La stratosphère commence environ à 15.000 – 16.000 mètres d’altitude. Pour avoir un ordre d’idée, un avion de ligne vole à une altitude d’environ 12.000 mètres. Avec SolarStratos, notre objectif est de dépasser la barre 25.087 mètres d’altitude. Jamais un avion est allé plus haut à ce jour en vol. Enfin si, deux. Mais le premier est Helios, le drone solaire de la Nasa, monté à 29.000 mètres d’altitude. Sans homme à bord donc et il a connu des pépins en vol. Le deuxième est un avion de chasse russe qui, en 1977, a atteint les 37.650 mètres d’altitude. Mais lui ne volait pas vraiment. Le pilote a pris de la vitesse, tiré le manche, s’est laissé monter comme un ballon qu’on lance avant de se laisser tomber.

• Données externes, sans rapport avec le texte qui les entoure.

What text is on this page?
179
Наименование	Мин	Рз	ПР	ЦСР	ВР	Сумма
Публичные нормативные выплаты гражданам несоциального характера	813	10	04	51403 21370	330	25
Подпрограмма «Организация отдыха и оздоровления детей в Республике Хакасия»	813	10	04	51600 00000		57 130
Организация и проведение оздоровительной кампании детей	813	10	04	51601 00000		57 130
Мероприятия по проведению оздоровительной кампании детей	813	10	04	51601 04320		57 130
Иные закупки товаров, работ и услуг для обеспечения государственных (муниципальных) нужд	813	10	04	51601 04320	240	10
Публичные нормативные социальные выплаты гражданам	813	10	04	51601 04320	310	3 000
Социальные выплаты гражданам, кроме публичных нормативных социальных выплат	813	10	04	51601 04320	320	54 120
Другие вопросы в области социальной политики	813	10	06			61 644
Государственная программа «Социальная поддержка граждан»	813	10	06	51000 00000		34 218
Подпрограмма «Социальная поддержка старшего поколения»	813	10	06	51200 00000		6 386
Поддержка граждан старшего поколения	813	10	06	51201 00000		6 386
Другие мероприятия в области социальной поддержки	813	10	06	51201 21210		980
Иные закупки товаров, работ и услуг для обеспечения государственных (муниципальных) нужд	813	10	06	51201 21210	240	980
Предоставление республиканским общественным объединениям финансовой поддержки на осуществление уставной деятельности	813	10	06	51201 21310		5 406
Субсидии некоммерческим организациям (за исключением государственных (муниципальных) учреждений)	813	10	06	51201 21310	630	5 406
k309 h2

Pourquoi un avion à énergie solaire pour franchir ces 25.000 mètres d’altitude ?

Pour qu’un moteur à propulsion classique marche, il lui faut de l’essence et de l’air. Or plus vous montez en altitude et moins il y a d’air et plus votre moteur est en surrégime. L’avion solaire a cet avantage de n’être aucunement impacté par la pression atmosphérique. Au contraire même, plus SolarStratos prendra de l’altiltude et plus il aura de l’énergie, car moins les rayons du soleil sont filtrés par l’atmosphère et plus il fera froid, ce qui améliore le fonctionnement des panneaux solaires.

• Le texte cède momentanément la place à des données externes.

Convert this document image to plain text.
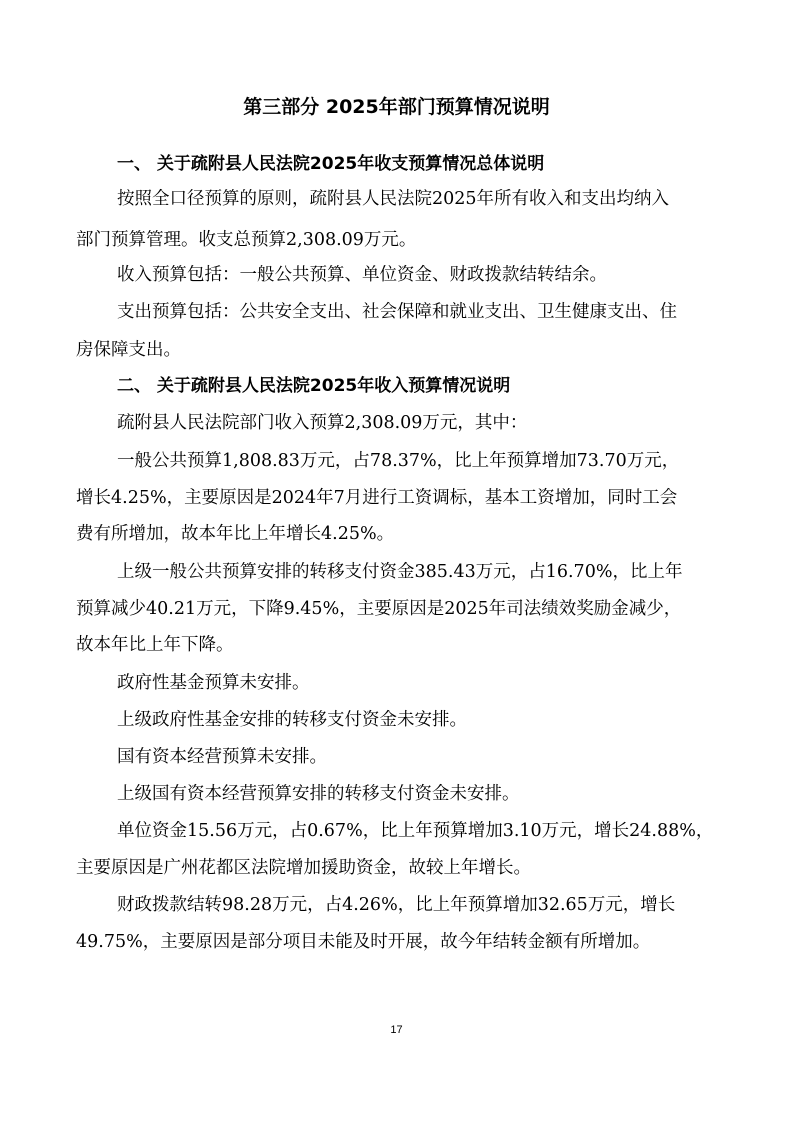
第三部分 2025年部门预算情况说明
一、 关于疏附县人民法院2025年收支预算情况总体说明
按照全口径预算的原则，疏附县人民法院2025年所有收入和支出均纳入
部门预算管理。收支总预算2,308.09万元。
收入预算包括：一般公共预算、单位资金、财政拨款结转结余。
支出预算包括：公共安全支出、社会保障和就业支出、卫生健康支出、住
房保障支出。
二、 关于疏附县人民法院2025年收入预算情况说明
疏附县人民法院部门收入预算2,308.09万元，其中：
一般公共预算1,808.83万元，占78.37%，比上年预算增加73.70万元，
增长4.25%，主要原因是2024年7月进行工资调标，基本工资增加，同时工会
费有所增加，故本年比上年增长4.25%。
上级一般公共预算安排的转移支付资金385.43万元，占16.70%，比上年
预算减少40.21万元，下降9.45%，主要原因是2025年司法绩效奖励金减少，
故本年比上年下降。
政府性基金预算未安排。
上级政府性基金安排的转移支付资金未安排。
国有资本经营预算未安排。
上级国有资本经营预算安排的转移支付资金未安排。
单位资金15.56万元，占0.67%，比上年预算增加3.10万元，增长24.88%，
主要原因是广州花都区法院增加援助资金，故较上年增长。
财政拨款结转98.28万元，占4.26%，比上年预算增加32.65万元，增长
49.75%，主要原因是部分项目未能及时开展，故今年结转金额有所增加。
17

A quoi ressemble Solarstratos ?

Il est très beau. C’est un avion bi-place de 25 mètres d’envergure qui ressemble un peu à un planeur. Il embarque 20m² de panneaux solaires sur ses ailes. Dans le nez de l’avion, une batterie de 80 kg permet de stocker l’énergie produite par les panneaux solaires et faire tourner l’hélice. Le tout donn un avion extrêmement fin et léger. Il fait 350 kg, 450 si on ajoute le pilote et sa combinaison spatiale, indispensable lorsqu’on vole à une telle altitude.

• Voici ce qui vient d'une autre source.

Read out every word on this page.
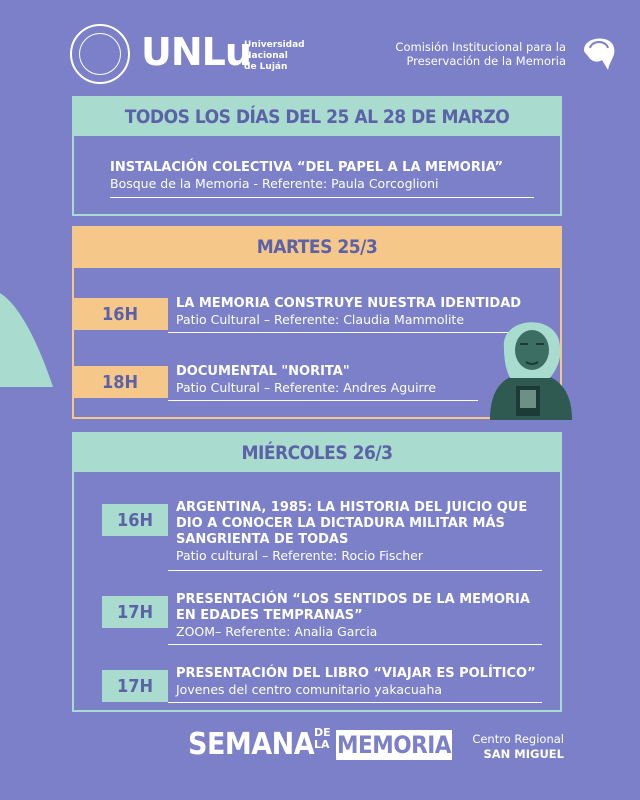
UNLu
Universidad
Nacional
de Luján
Comisión Institucional para la
Preservación de la Memoria
TODOS LOS DÍAS DEL 25 AL 28 DE MARZO
INSTALACIÓN COLECTIVA “DEL PAPEL A LA MEMORIA”
Bosque de la Memoria - Referente: Paula Corcoglioni
MARTES 25/3
16H	LA MEMORIA CONSTRUYE NUESTRA IDENTIDAD
Patio Cultural – Referente: Claudia Mammolite
18H	DOCUMENTAL "NORITA"
Patio Cultural – Referente: Andres Aguirre
MIÉRCOLES 26/3
16H
ARGENTINA, 1985: LA HISTORIA DEL JUICIO QUE
DIO A CONOCER LA DICTADURA MILITAR MÁS
SANGRIENTA DE TODAS
Patio cultural – Referente: Rocio Fischer
17H
PRESENTACIÓN “LOS SENTIDOS DE LA MEMORIA
EN EDADES TEMPRANAS”
ZOOM– Referente: Analia Garcia
17H
PRESENTACIÓN DEL LIBRO “VIAJAR ES POLÍTICO”
Jovenes del centro comunitario yakacuaha
SEMANA DE
LA MEMORIA Centro Regional
SAN MIGUEL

Quel est l’enjeu des premiers essais mercredi ?

On a imaginé un avion solaire. Il faut encore vérifier qu’il vole. Il n’y a que six ou sept avions solaires aujourd’hui sur Terre et SolarStratos est assez différent des autres justement parce qu’il est destiné à monter très haut. Est-il stable ? Le design est-il approprié ? Ce vol d’essai et ceux qui suivront répondront aux incertitudes. Ensuite, nous essayerons de devenir le premier avion solaire à voler au-delà de 9.080 mètres, le record actuel du SolarImpulse, d’ici fin 2017. Puis, nous tenterons un premier vol stratosphérique en 2018. Quant à franchir la barre des 25.087 mètres, la date n’est pas encore fixée.

Qu’entendez-vous montrer avec SolarStratos ?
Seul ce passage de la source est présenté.